Update: For this particular problem, there is a simpler answer that does not require very fancy machinery. It is based on Section 3 of the withdrawn Lu-Peng-Zhang-Lin.
Let $p_1 = p_2 + 2$, be twin $n/2$-bit primes. Let $q_1$ and $q_2$ be random $n/2$-bit primes. Let $n_1 = p_1q_1$, and $n_2 = p_2q_2$.
Because we know the exact distance $p_1-p_2 = 2$ in this case, we have the relation
$$
2q_2 + n_2 \equiv 0 \pmod{p_1}\,
$$
but moreover, this also holds modulo $p_1q_2$. It has as a small root $q_2$.
Now we can apply the Coppersmith theorem, and find a small root of $x + n_2/2 \bmod (n_1n_2)$ modulo the divisor $p_1q_2$ of $n_1n_2$: we have the divisor size $p_1q_2 \approx n_1n_2^{1/2}$ and the root size $q_2 \approx \left(n_1n_2\right)^{1/4} \le \left(n_1n_2\right)^{\frac{(1/2)^2}{1}}$. So this becomes a simple application of Coppersmith's theorem.
To solve this on exactly balanced primes still requires quite an effort, due to the lattice dimension and coefficient sizes involved and some bruteforce.

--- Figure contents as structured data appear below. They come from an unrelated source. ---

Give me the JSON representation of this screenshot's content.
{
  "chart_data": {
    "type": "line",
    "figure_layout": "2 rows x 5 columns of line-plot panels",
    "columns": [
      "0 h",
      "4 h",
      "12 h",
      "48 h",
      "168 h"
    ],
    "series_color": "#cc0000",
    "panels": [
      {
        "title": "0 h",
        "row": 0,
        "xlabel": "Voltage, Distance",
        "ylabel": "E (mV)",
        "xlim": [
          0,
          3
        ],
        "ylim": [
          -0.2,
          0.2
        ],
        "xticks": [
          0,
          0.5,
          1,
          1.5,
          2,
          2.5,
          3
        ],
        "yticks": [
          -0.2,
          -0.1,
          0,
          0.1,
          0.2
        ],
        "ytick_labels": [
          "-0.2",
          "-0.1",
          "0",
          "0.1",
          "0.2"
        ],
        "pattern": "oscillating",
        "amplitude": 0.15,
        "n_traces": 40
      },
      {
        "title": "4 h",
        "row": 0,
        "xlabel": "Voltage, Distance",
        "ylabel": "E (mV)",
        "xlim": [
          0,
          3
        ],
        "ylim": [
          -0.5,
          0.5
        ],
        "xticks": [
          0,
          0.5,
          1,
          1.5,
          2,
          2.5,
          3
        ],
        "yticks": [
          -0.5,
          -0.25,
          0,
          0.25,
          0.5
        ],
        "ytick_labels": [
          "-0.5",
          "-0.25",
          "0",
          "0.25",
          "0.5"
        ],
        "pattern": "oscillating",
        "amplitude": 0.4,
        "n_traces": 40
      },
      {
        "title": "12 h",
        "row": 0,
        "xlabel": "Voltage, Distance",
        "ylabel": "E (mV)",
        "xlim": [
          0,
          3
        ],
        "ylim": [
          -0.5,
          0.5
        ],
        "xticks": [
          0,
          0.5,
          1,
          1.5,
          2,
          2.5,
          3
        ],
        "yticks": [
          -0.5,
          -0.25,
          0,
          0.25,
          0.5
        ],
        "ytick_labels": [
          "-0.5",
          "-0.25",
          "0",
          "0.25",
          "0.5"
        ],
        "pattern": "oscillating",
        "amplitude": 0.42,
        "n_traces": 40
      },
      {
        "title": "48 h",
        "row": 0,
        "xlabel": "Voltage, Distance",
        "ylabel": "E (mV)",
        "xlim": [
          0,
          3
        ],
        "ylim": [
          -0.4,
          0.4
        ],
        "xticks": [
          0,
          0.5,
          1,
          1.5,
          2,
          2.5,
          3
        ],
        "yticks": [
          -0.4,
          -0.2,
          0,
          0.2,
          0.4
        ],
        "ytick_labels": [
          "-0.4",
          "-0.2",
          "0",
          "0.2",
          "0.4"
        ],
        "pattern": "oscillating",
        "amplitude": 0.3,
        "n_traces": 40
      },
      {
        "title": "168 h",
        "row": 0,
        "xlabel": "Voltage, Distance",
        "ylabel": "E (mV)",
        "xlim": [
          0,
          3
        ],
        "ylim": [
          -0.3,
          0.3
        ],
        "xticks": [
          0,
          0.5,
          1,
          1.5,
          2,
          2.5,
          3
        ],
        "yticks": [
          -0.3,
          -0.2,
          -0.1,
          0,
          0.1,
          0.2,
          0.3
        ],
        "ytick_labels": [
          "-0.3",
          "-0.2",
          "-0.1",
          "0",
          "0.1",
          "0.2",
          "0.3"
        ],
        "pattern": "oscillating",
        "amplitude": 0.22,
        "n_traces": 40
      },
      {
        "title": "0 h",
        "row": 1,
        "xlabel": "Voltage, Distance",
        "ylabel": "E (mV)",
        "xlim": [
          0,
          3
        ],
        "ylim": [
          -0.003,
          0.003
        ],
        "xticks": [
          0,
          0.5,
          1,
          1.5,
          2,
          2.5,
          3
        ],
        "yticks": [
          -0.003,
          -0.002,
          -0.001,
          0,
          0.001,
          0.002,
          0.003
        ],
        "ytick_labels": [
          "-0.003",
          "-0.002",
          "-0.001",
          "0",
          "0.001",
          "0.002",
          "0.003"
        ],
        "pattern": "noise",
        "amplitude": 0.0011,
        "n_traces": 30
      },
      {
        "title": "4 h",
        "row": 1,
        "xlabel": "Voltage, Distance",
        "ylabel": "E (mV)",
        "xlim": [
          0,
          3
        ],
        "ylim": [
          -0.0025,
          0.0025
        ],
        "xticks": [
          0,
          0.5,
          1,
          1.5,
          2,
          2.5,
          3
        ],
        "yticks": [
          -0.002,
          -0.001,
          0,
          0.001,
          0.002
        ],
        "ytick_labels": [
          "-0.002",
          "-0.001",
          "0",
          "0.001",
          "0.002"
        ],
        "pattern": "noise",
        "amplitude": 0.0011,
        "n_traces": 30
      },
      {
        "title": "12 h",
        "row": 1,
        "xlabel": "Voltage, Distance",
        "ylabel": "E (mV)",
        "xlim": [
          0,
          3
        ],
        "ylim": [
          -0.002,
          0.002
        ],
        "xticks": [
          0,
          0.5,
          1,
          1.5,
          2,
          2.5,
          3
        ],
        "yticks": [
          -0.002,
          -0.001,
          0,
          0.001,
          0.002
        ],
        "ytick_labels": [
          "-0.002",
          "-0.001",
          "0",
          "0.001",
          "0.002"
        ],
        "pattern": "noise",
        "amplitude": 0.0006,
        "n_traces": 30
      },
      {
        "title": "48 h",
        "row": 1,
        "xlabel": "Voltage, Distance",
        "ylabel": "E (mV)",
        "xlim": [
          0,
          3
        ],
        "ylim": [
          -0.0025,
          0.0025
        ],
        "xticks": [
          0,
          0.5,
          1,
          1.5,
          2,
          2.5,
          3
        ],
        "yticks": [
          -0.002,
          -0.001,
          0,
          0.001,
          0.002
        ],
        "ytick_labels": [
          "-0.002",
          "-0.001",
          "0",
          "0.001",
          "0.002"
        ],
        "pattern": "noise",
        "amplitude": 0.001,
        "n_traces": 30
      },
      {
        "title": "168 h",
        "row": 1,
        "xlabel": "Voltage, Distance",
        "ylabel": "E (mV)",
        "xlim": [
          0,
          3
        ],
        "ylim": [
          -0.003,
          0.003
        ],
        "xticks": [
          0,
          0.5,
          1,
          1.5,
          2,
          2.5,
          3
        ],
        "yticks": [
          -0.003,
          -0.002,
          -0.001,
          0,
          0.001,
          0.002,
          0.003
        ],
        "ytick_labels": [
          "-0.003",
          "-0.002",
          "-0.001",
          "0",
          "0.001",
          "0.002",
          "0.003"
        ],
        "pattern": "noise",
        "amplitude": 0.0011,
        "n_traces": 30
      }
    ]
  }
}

So here is an example with some slack bits of unbalancedness added to make things easier to demonstrate on Sagemath. Below:
sage: set_verbose(2)
....: slack = 32
....: while True:
....: ^Ip2 = random_prime(2^(512+slack), lbound=2^(512+slack-1)+2^(512+slack-2), proof=False)
....: ^Iif is_pseudoprime(p2 + 2):
....: ^I^Ip1 = p2 + 2
....: ^I^Ibreak
....: q1 = random_prime(2^(512-slack), lbound=2^(512-slack-1)+2^(512-slack-2), proof=False)
....: q2 = random_prime(2^(512-slack), lbound=2^(512-slack-1)+2^(512-slack-2), proof=False)
....: n1 = p1*q1
....: n2 = p2*q2
....: P.<x> = Zmod(n1*n2)[]
....: f = x + inverse_mod(2, n1*n2)*n2 % (n1*n2)
....: f.small_roots(X=2^(512-slack), beta=0.499, epsilon=1/80)
verbose 2 (<module>) epsilon = 0.012500
verbose 2 (<module>) m = 20
verbose 2 (<module>) t = 20
verbose 2 (<module>) X = 3121748550315992231381597229793166305748598142664971150859156959625371738819765620120306103063491971159826931121406622895447975679288285306290176
verbose 1 (<module>) LLL of 40x40 matrix (algorithm fpLLL:wrapper)
verbose 1 (<module>) LLL finished (time = 98.39880900000003)
[0,
2620283760117376406133844025968807462728035897729397199816702715415414363266477530335988526677009061010233108189224508368303968856603325996874289]
sage: q2
2620283760117376406133844025968807462728035897729397199816702715415414363266477530335988526677009061010233108189224508368303968856603325996874289
The fancy name for this is factorization with an implicit hint. If the primes are unbalanced, i.e., if $\log_2 p_i > 2 \log_2 q_i$, we know how to factor $n_1$ and $n_2$ quite easily. Let $k$ be the number of bits $p_1$ and $p_2$ differ by (a very small $k$, usually, for $(p, p+2)$); reduce the following lattice
$$
\begin{pmatrix}
2^k & 0 & n_2 \\
0 & 2^k & -n_1
\end{pmatrix}
$$
using LLL or equivalent. The resulting shortest vector will be $(2^k q_1, 2^k q_2, 2q_1q_2)$. This method is described, in much more generality (i.e., in terms of shared $p_i$ bits) in Faugère, Marinier, and Renault (see also May and Ritzenhofen, Sarkar-Maitra, Kurusawa-Ueda, and Nitaj-Ariffin).
Two recent papers make improvements to the above lattice-based method, and Theorem 1 of Lu-Peng-Zhang-Lin seems to imply that implicit factorization with balanced moduli is indeed possible. So the answer to your question would seem to be yes.